Let America Fix the Highways Washington Broke
Sen. Mike Lee / Rep. Ron DeSantis /
Congress has a particularly bad habit of bailing out federal programs without addressing the underlying problems that caused failure in the first place. This round, we’re punting the ball on the Highway Trust Fund.
However, this time is different. We have a common-sense solution to reform our nation’s transportation policy, modernize America’s outdated transportation infrastructure system, and return decision making power to the states.
The Transportation Empowerment Act will update federal transportation policy with the same proven principles—diversity, customization and open-sourcing—that are driving innovation across our economy today.
Today, when we think of federal transportation policy, we think of the triumph of the Interstate Highway System. It was an enormous national project that began in the 1950s under President Eisenhower and reflected post-war America’s confident optimism. We had become a combustion-engine economy and needed a transportation network to connect our nation. So we built one.
Thanks to the Interstate Highway System, you can drive from Miami to Salt Lake, and from San Diego to Boston, only having to stop for gas. And a job well done is still a job, well, done.
In recent decades, America’s transportation needs have changed, but—as is too common in Washington today—our transportation policies have not kept pace. The highway program, and those who used it, built highways, via a per-gallon gasoline tax paid at the pump.
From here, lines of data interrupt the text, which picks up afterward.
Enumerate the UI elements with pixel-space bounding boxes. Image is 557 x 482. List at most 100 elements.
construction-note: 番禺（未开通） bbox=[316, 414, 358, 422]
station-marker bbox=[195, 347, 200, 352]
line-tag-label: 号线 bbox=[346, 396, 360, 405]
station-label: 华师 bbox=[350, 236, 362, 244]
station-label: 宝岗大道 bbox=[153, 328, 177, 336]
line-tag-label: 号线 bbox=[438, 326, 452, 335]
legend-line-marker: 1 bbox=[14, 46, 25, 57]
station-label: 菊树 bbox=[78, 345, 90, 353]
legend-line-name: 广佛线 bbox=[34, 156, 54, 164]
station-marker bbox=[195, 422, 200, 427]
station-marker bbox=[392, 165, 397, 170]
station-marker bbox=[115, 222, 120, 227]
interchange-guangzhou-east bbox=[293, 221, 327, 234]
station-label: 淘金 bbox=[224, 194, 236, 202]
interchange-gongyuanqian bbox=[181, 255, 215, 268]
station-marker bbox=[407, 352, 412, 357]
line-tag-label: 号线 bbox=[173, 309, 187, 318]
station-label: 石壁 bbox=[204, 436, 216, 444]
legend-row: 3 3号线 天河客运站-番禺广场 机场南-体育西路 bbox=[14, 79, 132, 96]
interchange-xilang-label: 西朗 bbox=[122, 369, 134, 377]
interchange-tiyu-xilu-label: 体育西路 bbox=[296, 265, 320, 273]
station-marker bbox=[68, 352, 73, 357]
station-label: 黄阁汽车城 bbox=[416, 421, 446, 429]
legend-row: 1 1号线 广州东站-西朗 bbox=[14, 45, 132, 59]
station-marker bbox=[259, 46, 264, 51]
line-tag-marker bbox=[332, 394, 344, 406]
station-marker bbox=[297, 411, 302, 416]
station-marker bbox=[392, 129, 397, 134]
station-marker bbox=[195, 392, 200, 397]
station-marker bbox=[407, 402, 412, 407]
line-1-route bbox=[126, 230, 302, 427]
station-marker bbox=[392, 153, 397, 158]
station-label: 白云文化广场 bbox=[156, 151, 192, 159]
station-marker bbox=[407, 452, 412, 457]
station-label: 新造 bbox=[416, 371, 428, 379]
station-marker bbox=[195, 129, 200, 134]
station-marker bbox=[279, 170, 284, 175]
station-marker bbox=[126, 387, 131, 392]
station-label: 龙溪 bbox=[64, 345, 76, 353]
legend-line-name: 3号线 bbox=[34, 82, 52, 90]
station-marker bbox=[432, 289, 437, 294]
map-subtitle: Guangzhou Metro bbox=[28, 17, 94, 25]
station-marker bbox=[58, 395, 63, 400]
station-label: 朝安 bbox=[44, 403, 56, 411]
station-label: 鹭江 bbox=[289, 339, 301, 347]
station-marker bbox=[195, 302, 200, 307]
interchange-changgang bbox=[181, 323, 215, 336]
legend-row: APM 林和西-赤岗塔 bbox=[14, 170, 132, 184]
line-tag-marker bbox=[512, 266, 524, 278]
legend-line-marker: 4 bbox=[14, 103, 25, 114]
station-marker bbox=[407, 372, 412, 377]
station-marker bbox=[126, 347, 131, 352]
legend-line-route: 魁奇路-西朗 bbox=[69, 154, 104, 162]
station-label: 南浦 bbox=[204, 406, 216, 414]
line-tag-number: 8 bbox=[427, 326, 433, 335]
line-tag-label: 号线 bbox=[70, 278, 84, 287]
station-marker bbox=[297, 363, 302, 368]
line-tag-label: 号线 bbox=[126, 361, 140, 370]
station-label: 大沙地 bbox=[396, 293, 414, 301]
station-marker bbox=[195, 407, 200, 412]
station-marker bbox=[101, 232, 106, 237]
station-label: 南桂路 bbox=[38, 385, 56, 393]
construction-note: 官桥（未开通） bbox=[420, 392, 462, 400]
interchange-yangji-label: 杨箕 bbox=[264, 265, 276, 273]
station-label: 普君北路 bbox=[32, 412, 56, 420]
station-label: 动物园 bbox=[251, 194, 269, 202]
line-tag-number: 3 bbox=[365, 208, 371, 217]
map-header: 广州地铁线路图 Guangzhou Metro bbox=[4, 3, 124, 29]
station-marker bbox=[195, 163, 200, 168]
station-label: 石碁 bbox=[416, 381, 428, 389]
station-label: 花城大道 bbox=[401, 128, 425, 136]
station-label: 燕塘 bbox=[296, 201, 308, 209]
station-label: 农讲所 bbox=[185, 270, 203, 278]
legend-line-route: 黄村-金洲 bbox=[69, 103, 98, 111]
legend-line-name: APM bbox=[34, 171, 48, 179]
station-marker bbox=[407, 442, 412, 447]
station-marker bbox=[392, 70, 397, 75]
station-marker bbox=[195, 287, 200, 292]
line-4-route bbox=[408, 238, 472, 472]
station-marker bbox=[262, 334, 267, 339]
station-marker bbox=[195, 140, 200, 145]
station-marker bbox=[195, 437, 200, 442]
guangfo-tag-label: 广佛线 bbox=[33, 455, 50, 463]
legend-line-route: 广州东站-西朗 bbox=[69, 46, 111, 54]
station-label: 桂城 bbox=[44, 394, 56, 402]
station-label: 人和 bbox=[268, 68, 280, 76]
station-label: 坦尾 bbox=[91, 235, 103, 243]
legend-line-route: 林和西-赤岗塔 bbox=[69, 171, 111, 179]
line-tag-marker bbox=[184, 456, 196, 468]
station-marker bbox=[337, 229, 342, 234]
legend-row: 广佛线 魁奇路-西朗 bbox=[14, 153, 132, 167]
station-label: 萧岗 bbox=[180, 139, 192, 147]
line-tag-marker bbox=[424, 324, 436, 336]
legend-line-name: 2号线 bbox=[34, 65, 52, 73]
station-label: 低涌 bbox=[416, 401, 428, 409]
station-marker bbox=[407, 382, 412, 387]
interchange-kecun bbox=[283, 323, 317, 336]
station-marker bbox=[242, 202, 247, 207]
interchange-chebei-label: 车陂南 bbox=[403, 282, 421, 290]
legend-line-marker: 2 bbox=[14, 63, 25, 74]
Today, drivers still pay the tax, but politicians redirect portions of the highway fund for bike lanes and walking paths and public transit systems in certain cities. Meanwhile, partisan giveaways to special interests and bureaucratic skimming artificially inflate the cost of new infrastructure projects by as much as 20 percent.
The Transportation Empowerment Act will reduce the federal gas tax from 18.3 cents a gallon to 3.7 cents a gallon.
The status quo isn’t working; that’s why Congress hasn’t truly reauthorized the highway program in years. We just keep coming up with patches and bailouts.
Today, our most pressing transportation needs are local, not national. States and local governments are not only up to the job of maintaining existing highways—they’re already responsible for 75 percent of it. They are, in fact, far better positioned to lead in the next phase of infrastructure innovation. That is what our bill will finally allow them to do.
The Transportation Empowerment Act will transfer much of the responsibility for transportation projects to the individual states, allowing them to decide how to best spend their transportation dollars, and ultimately cutting out the Washington middle-man.
As states take the reins on their own transportation initiatives, the Transportation Empowerment Act will then reduce the federal gas tax accordingly, from 18.3 cents a gallon currently to 3.7 cents a gallon in five years. The reduced gas tax would still collect enough revenue to maintain existing inter-state highways, while leaving state and local governments free now to focus on their own intra-state infrastructure needs.
That is, we would move transportation policy from a centralized bureaucratic, 20th-century model to a diverse open-source network better suited to 2015.
Whether it be using gas tax revenue to build its own highways, or experimenting with smart tolls, each state will have the flexibility to undertake the infrastructure projects that will most positively impact its own communities. Urban communities might find that their dollars are best invested in green-energy public transit, while others might focus their resources on constructing new roads to increase access to rural areas.
Most importantly, each state will be free to make those community-specific decisions without the restrictive and costly red tape imposed by the federal government.
Enough with Washington bureaucrats driving the decisions concerning roads they have likely never driven on and likely couldn’t describe their state of repair or explain where they fit in the local communities’ long-term mobility plans. Federal policy should stop straight-jacketing America’s diversity and instead tap into its innovative potential.
Our current transportation policy status quo is falling behind a changing society and economy. The future of transportation is a flexible, organic, open source network of empowered individuals and communities, as diverse as America itself.
And the Transportation Empowerment Act will finally bring that future into the present. Washington may have broken the highway system, but America can fix it.